Con Juan Ojeda pasa algo similar a tal punto que el solo hecho de poner su nombre sobre la mesa de debate de la literatura peruana es razón suficiente para destruir el frágil canon en boga desde los años sesenta.

La envidia o desidia del medio que no lo ensalza se debe a que su obra enrostra la mediocridad de sus “pares” ya que pertenece a la estirpe de los poetas visionarios, la última reserva y el punto más alto de todas las tradiciones poéticas existentes, algo a lo que muy pocos pueden acceder salvo que sean auténticos profetas o videntes.

La desgracia de Ojeda es que pertenece a esta encumbrada cofradía en un mundo en el que los dioses han perdido todo, hasta el alcance de sus antiguas voces. Ergo, es el poeta de la clarividencia infernal, de la desolación y la lucidez del abismo. Por ello dedicó varias líneas a Scardanelli, el alter ego de Holderlin que conoció la tragedia de haber andado como un dios sobre la Tierra y, luego, supo lo que es la pérdida de la razón y ser objeto del escarnio de cualquier tipejo.

Quizás por esta profundidad raigal, la línea de Juan Ojeda tiene muy pocos cultores en la poesía peruana, afecta, en gran medida, a preciosismos y eufemismos, a muestras de belleza fría y estática, a una tendencia ilimitada a la ruptura y la vanguardia pero, al mismo tiempo, a un conservadurismo y una falta de ambición tremenda.

Esta no es una estela trazada únicamente por el artífice de “Elogio de los Navegantes” pues tiene una raigambre muy antigua en diversas tradiciones poéticas, pero, al menos, en nuestra tradición, el aeda porteño llevó hasta el último extremo la capacidad de relatar sueños y pesadillas en el tono adecuado a un desplazamiento permanente por las zonas más solitarias y oscuras de la existencia dentro de la devastadora dinámica de una inmensa ambición insatisfecha.

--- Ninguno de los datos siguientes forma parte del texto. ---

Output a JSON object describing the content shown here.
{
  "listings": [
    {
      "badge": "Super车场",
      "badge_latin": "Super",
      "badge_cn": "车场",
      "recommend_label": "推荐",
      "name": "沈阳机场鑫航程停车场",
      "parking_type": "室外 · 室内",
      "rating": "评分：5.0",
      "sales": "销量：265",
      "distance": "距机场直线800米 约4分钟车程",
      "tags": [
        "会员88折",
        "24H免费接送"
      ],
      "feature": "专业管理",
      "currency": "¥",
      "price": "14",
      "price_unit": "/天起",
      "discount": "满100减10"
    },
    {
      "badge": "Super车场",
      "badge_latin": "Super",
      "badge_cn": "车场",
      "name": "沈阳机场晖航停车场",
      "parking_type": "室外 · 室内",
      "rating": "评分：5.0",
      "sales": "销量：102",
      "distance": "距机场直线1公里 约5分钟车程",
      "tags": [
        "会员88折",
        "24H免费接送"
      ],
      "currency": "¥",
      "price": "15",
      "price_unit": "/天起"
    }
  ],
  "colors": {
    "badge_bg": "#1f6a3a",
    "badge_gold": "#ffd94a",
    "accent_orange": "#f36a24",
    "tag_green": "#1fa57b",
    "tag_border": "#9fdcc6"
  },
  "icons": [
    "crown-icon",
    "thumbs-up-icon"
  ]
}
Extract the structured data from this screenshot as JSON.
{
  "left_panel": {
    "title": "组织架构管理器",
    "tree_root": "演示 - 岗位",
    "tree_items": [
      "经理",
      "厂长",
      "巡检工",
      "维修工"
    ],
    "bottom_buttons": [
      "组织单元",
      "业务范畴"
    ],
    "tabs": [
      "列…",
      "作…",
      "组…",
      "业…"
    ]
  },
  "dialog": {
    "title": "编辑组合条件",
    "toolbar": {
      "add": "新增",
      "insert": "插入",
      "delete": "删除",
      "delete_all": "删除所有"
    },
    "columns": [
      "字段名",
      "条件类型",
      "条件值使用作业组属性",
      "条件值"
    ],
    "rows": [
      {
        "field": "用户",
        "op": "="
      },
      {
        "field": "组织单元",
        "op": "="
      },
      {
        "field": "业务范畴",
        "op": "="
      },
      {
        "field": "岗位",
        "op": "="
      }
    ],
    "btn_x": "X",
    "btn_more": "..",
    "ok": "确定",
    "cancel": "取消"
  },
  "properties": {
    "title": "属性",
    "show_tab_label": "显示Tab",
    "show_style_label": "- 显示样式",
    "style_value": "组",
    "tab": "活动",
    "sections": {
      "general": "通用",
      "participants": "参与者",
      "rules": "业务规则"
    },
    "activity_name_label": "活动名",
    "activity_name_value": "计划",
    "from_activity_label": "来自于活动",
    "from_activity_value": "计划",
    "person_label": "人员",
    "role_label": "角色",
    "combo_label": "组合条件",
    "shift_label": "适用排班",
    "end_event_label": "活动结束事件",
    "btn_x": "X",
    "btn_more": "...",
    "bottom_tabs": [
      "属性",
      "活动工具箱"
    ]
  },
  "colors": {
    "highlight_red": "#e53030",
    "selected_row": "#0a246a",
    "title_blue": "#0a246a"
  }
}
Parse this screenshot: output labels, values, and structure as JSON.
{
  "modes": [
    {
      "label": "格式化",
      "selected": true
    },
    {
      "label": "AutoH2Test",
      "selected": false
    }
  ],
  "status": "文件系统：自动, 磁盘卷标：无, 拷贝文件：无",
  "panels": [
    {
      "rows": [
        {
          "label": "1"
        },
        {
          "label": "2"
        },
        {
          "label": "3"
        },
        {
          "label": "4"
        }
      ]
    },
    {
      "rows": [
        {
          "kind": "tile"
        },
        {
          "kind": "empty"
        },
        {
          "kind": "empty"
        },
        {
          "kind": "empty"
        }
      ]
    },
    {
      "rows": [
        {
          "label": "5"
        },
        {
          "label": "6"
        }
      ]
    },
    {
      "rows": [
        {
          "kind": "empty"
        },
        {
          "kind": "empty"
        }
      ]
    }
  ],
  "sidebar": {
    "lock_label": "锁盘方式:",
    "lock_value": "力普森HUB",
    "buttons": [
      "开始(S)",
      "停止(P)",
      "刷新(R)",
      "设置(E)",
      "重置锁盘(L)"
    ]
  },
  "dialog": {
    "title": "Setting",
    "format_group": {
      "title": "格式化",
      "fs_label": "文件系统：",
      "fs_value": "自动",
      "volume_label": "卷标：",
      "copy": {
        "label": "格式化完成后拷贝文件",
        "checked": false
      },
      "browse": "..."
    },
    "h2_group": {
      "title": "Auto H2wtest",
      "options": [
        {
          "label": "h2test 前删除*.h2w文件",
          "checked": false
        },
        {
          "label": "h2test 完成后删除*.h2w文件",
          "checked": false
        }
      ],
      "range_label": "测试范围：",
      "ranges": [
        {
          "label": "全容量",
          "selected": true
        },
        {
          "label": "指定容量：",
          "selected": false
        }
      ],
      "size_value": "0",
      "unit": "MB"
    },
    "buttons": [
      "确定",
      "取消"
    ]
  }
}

En fin, la navegación plena en el océano de la vida misma cifrada en el desamparo y la muerte que es el trasfondo final de su propuesta poética en la que no hay ni un solo quejido como en Vallejo sino una entereza implacable y un modo de ser digno de un gran señor, aunque el propio Juan era poco más que un paria.

Ha corrido con una suerte tan perversa que no publican sus poemas en webs nacionales ni extranjeras que, sin embargo, llenan sus espacios de minucias e inepcias verbales sin límite. CASLIT, desde luego, no le dedica ni una exposición, etc.

El camino de Juan Ojeda, pese a todos, es aún un camino hacia los predios de la poesía absoluta y, por ello, recibe muy pocos peregrinos pues está lleno de peligros como la vida, la sabiduría, la poesía y la muerte.

Pese a ser una ruta ambiciosa, profunda y desmesurada le hace falta la potencia de la luz para ser redonda. Eso no es un demérito sustancial sino la constatación de que Ojeda no es Dante y ese es el mayor elogio que se le puede hacer a un poeta.